Yes, diagnostic X-rays are generally safe in pregnancy. If your doctor finds you need an X-rays for a medical problem or injury, it's OK to have them. It's better for your baby that you be healthy. In fact, your medical problem may be more harmful to your baby than the x-rays.
Do all types of X-rays have the same amount of radiation?
No. Different types of X-rays have different amounts of radiation. Medical x-rays use very small amounts of radiation. If you're sick and your doctor needs an X-ray to properly treat you, you should have the x-ray.
After I had an X-ray, I found out I was pregnant. What should I do now?
It all depends on several things like how far along in the pregnancy you are, what radiation was used and where it was directed to. Talk to your doctor, but generally, the risk to your baby from diagnostic radiation is so small that most doctors would treat your pregnancy just like any other pregnancy. If you're really worried about your baby's risk, a radiation physicist can figure out exactly how much radiation your baby has been exposed to. Usually, an unborn baby shouldn't be exposed to more than 5 rad. Because most x-rays cause much less radiation than this, talk with your doctor to see if it will even help to find out the exact number of rads your baby was exposed to. Some women are so afraid of radiation that they want to have an abortion after a single X-ray. This isn't necessary. The risks are so small, it's not necessary to have an abortion just because you had an x-ray during pregnancy.

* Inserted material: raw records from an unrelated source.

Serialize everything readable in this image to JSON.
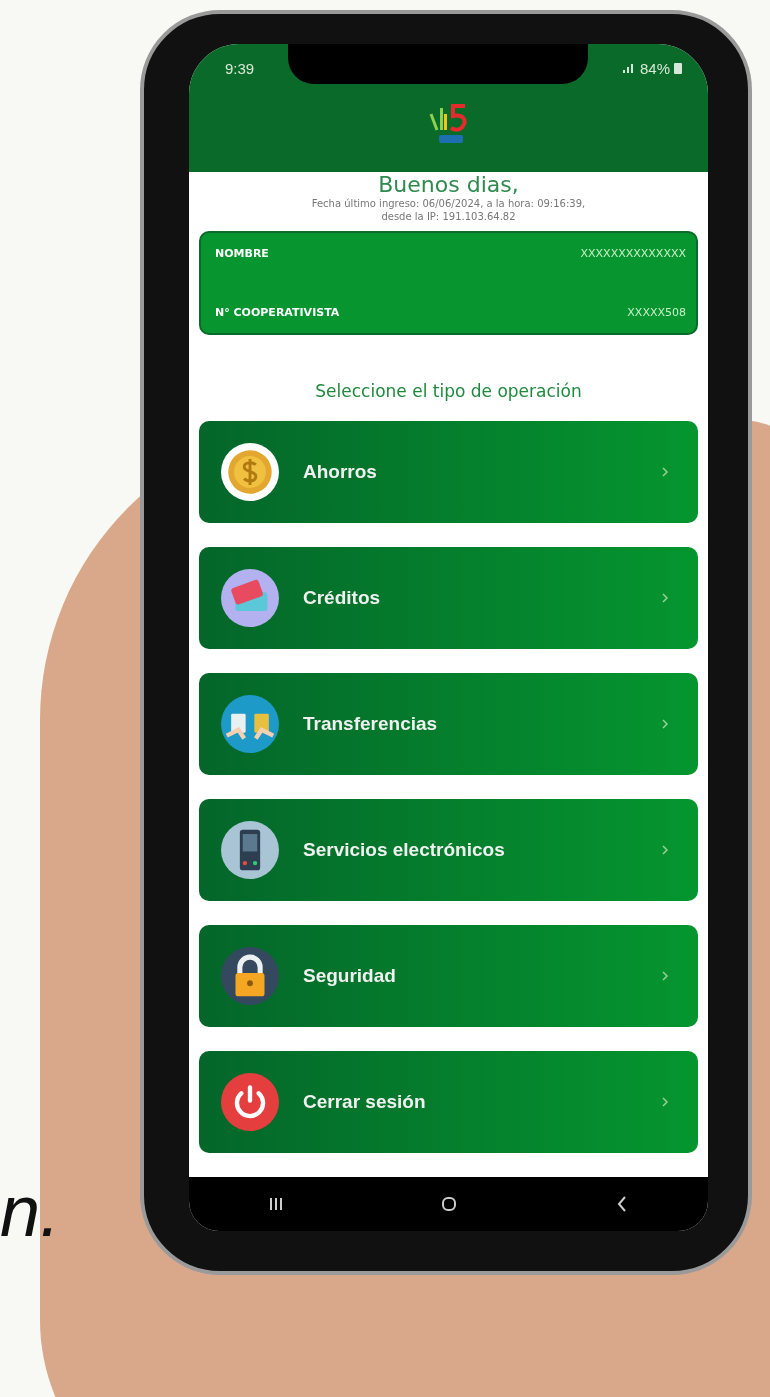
{
  "status_bar": {
    "time": "9:39",
    "battery": "84%"
  },
  "greeting": "Buenos dias,",
  "last_login": [
    "Fecha último ingreso: 06/06/2024, a la hora: 09:16:39,",
    "desde la IP: 191.103.64.82"
  ],
  "member_card": [
    {
      "label": "NOMBRE",
      "value": "XXXXXXXXXXXXXX"
    },
    {
      "label": "N° COOPERATIVISTA",
      "value": "XXXXX508"
    }
  ],
  "section_title": "Seleccione el tipo de operación",
  "menu": [
    {
      "label": "Ahorros",
      "kind": "coin"
    },
    {
      "label": "Créditos",
      "kind": "cards"
    },
    {
      "label": "Transferencias",
      "kind": "transfer"
    },
    {
      "label": "Servicios electrónicos",
      "kind": "phone"
    },
    {
      "label": "Seguridad",
      "kind": "lock"
    },
    {
      "label": "Cerrar sesión",
      "kind": "power"
    }
  ],
  "caption_fragment": "n."
}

If I have an X-ray, will my baby be born with a deformity?
Medical diagnostic X-rays don't increase the number of babies born with such deformities. Even with no X-ray exposure, 2-3 percent of babies are born with some major deformity. These are usually problems like skin tags or a small extra finger.
Could I have another test instead of an X-ray?

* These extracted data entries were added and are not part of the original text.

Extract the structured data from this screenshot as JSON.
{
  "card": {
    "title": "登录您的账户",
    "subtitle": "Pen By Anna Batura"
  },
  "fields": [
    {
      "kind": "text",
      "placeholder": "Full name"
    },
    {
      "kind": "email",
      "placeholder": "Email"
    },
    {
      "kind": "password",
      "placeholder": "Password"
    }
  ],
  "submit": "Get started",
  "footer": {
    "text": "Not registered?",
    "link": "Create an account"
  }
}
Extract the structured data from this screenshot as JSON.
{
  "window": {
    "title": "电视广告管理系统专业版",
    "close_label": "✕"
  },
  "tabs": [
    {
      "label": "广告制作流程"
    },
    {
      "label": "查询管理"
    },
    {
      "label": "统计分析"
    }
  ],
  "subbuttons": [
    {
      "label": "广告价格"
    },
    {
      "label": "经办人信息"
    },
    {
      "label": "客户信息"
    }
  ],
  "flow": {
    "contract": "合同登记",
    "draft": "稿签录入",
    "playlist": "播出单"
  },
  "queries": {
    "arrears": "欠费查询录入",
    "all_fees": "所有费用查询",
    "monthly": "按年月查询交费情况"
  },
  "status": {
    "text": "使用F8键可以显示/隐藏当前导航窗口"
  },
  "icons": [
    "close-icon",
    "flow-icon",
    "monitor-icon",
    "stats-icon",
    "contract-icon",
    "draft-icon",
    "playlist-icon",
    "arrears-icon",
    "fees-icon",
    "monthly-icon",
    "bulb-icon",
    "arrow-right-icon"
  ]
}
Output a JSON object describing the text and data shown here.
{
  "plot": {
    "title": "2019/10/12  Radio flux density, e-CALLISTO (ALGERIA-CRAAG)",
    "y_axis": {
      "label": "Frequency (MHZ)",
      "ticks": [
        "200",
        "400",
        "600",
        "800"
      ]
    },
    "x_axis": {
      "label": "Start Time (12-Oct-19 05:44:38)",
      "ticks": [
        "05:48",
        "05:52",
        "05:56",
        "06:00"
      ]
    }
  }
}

You might be able to have an ultrasound examination instead of an X-ray. Ultrasound, which is also called sonography, is the best alternative to an X-ray. Your doctor will use ultrasound if possible. No harm to an unborn baby has ever been reported from ultrasound. And magnetic resonance imaging (often called MRI) is safe to use after the first trimester of pregnancy. Both of these methods can be used sometimes instead of x-rays. Although ultrasound and MRI are used if possible, sometimes an X-ray is your doctor's best or only choice for properly treating you.